In his book Hyperobjects Thimothy Morton introduces the idea of a class of objecs that are so large that they transgress our abiblity to percieve them. Enormous objects that traverses all dimensions and conventional ideas of time and space. The weather, the solar system, the atmosphere. Global heating, the internet or the financial system. Huge complex entities – impossible to graps, slipping away from perception.
On the cover of the book and as a first attempt at illustrating such phenomena Morton uses the iceberg, a small part visible and most of it hidden under water. The iceberg though is not the best illustration. Apart from their size and being partly hidden, hyperobjects have two other qualities that makes them hard to grasp:
We are inside them – and can only see them from the inside. What this means for our perception is crucial. We can never look at a hyperobjects from the outside, we can never get proper distance and never an overview of such an object.
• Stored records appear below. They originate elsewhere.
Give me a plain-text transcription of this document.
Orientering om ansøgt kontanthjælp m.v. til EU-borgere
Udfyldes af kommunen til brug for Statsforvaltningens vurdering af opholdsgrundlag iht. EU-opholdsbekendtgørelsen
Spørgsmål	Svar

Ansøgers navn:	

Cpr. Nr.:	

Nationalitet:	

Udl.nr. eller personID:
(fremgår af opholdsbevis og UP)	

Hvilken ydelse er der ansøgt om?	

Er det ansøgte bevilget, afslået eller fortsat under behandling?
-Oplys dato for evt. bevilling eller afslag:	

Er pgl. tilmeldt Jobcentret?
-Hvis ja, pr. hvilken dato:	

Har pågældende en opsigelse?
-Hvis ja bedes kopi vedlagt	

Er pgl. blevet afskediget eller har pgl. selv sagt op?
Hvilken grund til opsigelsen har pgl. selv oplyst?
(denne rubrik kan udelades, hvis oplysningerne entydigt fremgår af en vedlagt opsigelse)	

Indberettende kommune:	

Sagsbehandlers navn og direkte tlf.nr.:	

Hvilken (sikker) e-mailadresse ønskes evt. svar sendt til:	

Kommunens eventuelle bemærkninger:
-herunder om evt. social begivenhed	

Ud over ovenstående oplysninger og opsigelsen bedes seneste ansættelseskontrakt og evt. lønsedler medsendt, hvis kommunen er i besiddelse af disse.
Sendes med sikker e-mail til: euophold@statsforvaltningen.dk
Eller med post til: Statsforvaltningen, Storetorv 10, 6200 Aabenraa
We are bound to percieve it from within, and we will never be able to see the full object. It can only be percieved in fragments or partial appearences.
Morton talks of hyperobjects as ’sticky’; as I understand this ’stickyness’ is means that the hyperobjects stick to us and we stick to them. By being inside and a part of the hyperobject we influence the hyperobject, no matter if we want to or not. The atmosphere is a good example of this ’stickyness’. As I breathe my breath influences the oxygene-balance of the atmosphere – to tiny, tiny measures, but still it influences the atmosphere. If I drive my car, I am influencing the level of CO2 in the atmosphere. All my activities sticks to the air, and the air sticks to me.